Daily Local News (West Chester, PA)
High court anything but ‘activist’
Although the Supreme Court is frequently accused of improper “activism,” it is often guilty of passive dereliction of duty. A recent example was its refusal to correct the U.S. Court of Appeals for the 4th Circuit’s lackadaisical tolerance of the culture of enforced conformity on campuses.
Virginia Tech’s “Bias Intervention and Response Team” policy designated teams of school officials to respond to reports of unacceptable ideas. It encouraged students to report — anonymously, if they preferred — anything that “feels like” bias. The university defined bias broadly as “expressions” — students’ conversations, posters, phone messages, emails, texts, jokes, etc. — seen or heard (or overheard, or heard about), on campus or off.
Bias could be against a “person or group” because of “age, color, disability, gender (including pregnancy), gender identity, gender expression, genetic information, national origin, political affiliation, race, religion, sexual orientation, veteran status, or any other basis protected by law.” “Genetic information”? Bias-detectors cannot be too exhaustive.
The university warned students — as though they might not already be sufficiently nervous — to consider their “language, images, and other forms of communication to make sure all groups are fairly represented.” The bias-sniffing bureaucracy’s apparent assumption was that students should maintain a mental inventory of all possible forms of communication, every conceivable “group,” and what constitutes “representation” and what representation is “fair.”
This suffocatingly comprehensive policy provoked Speech First, an organization opposing threats against free speech on campuses. It estimates that more than 450 schools have bias-response speech-policing regimes. After a district court refused Speech First’s request to enjoin Virginia Tech’s practices, the organization appealed to the 4th Circuit, which allowed the university’s practices to continue. The court majority’s reasoning was shredded by Judge J. Harvie Wilkinson’s dissent.
He correctly insisted that Virginia Tech’s policy had “incipient inquisitional overtones” and turned the campus into “a surveillance state” where the First Amendment existed “at the sufferance of a bureaucracy.” His complacent colleagues said there was no “direct” evidence of “objectively” chilled speech. (Well, yes: Self-censorship is silent; suppressed thoughts are undetectable.) The 4th Circuit’s majority said the bias response teams could not punish. (They could, however, refer any matter to university entities that can.) The majority said that bias response teams could only “invite” an accused student to a “voluntary” meeting with a university official. (The mincing language does not disguise the menace.)
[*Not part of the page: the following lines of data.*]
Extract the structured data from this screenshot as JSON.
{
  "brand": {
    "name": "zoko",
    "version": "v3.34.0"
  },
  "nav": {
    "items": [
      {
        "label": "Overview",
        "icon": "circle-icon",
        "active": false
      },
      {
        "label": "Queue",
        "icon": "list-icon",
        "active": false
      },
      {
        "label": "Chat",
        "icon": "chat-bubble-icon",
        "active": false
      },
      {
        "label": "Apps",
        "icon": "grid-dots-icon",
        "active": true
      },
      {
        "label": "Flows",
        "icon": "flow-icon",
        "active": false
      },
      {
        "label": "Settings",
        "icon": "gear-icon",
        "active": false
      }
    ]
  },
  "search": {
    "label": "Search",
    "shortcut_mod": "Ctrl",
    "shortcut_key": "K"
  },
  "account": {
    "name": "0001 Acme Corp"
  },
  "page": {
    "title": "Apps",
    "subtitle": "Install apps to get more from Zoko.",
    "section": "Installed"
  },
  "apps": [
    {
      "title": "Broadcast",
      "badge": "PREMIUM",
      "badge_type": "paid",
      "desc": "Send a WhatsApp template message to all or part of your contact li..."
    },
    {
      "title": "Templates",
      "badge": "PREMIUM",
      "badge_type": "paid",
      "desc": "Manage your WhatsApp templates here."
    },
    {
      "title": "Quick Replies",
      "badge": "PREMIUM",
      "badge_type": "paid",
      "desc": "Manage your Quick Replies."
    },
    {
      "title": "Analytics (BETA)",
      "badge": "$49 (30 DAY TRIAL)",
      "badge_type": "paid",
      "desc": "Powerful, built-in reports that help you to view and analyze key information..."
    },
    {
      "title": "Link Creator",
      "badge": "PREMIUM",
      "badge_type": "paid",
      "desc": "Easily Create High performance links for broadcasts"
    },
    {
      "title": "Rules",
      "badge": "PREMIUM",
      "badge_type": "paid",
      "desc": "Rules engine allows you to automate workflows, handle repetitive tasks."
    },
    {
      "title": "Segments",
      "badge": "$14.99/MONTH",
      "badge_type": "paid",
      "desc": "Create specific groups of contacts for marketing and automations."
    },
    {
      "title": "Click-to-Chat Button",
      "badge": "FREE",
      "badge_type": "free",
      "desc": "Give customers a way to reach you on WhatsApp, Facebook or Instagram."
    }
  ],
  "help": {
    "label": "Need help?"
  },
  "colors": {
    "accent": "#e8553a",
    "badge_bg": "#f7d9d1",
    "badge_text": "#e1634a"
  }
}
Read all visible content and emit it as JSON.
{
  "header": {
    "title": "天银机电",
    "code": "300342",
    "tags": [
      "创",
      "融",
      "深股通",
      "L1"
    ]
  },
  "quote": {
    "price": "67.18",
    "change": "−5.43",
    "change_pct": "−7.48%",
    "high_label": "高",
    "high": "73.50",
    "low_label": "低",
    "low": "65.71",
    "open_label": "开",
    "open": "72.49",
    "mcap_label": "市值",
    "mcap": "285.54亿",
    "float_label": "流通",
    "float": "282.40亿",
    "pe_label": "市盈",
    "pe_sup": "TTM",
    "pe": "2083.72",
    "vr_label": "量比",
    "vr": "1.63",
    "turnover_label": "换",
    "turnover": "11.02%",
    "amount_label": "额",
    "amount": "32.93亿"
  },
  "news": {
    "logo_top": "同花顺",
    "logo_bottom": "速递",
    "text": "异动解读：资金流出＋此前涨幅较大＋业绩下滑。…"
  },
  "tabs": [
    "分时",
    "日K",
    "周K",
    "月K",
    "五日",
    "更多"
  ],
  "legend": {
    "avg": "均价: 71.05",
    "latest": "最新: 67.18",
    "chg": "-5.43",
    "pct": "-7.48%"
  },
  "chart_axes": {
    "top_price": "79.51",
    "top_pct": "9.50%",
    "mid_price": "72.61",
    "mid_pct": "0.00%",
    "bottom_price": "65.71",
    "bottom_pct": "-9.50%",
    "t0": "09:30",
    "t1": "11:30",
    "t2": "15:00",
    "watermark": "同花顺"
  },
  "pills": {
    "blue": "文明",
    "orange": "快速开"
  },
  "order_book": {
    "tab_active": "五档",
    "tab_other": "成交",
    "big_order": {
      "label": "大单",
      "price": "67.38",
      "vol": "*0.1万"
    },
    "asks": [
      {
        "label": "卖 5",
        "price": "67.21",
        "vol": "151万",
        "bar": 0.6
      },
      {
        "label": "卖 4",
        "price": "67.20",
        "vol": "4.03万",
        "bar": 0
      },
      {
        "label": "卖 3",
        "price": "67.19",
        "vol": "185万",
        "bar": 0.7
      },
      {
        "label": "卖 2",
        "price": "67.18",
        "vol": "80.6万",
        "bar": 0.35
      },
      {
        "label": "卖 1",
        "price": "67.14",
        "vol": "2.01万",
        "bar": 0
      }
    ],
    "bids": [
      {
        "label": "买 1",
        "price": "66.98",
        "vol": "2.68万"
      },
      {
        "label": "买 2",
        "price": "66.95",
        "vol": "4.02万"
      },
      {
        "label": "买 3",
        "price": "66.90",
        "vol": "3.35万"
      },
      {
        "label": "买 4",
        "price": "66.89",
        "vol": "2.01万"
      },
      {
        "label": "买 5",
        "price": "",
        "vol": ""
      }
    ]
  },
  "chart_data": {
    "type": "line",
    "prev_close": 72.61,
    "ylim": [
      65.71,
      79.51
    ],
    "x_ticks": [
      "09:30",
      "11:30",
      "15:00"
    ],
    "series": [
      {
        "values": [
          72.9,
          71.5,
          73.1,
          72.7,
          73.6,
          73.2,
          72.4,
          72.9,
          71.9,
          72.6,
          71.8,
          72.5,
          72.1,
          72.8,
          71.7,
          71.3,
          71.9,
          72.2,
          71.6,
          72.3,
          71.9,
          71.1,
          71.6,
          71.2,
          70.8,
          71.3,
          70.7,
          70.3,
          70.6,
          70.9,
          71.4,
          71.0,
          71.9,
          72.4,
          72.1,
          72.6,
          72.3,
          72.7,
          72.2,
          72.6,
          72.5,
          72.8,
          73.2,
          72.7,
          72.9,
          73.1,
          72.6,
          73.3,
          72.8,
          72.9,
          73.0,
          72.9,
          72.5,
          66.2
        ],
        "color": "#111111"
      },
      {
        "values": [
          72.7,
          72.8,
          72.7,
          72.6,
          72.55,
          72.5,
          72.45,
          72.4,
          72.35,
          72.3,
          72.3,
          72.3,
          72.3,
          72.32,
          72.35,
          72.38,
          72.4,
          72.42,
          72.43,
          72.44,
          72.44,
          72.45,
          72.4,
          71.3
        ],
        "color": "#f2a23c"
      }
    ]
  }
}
The name “Bias Intervention and Response Team” radiates prejudgment by the university, which preserves all complaints. And the blandly named Informational Activities Policy forbade distributing fliers or collecting signatures without the school administration’s prior approval.
Yet the supposedly activist Supreme Court passively refused to hear Speech First’s appeal against the 4th Circuit’s passivity. Justice Clarence Thomas, joined by Samuel A. Alito Jr., vigorously dissented, saying that Virginia Tech’s regulating of speech “appears limitless in scope”: “From the moment a student enters the university until graduation, he is under the university’s surveillance.” On campus and off.
Citing Wilkinson’s warning that wary students will decide that expressing their thoughts is not worth the potential trouble, Thomas warned that until the court clearly speaks about First Amendment rights on all campuses, there will be a national patchwork of rights. Students in regions covered by different circuit courts will be able to challenge oppressive school administrations. Students in less fortunate regions can still be pressured to avoid controversial speech in order, Thomas wrote, to “escape their universities’ scrutiny and condemnation.”
UCLA law professor Eugene Volokh says that nowadays “censorship envy” generates reciprocal speech suppressions: One ban (e.g., on speech celebrating Hamas atrocities) causes people who disagree with it to assert an entitlement to a reciprocal ban (e.g., on speech defending Israel’s countermeasures). Virginia Tech evidently suffers from “Stasi envy,” a desire to emulate East Germany’s surveillance-and-suppression apparatus that depended on a culture of anonymous informers.
After emphatically asserting the constitutionality of its speech-control apparatus, Virginia Tech suddenly modified it, clearly hoping that the Supreme Court would do what it did last week: It declared Speech First’s challenge moot, meaning no longer a live controversy. Thomas, however, noted: “Other universities have attempted a similar maneuver” — what one circuit court dryly called “a sudden change of heart, during litigation,” about their speech codes, to claim mootness. But, Thomas noted, two circuit courts “have found that these policy changes did not moot Speech First’s challenges.”
The Supreme Court, which can produce clarity when the circuits produce confusion, is, critics charge, too “activist.” Hardly.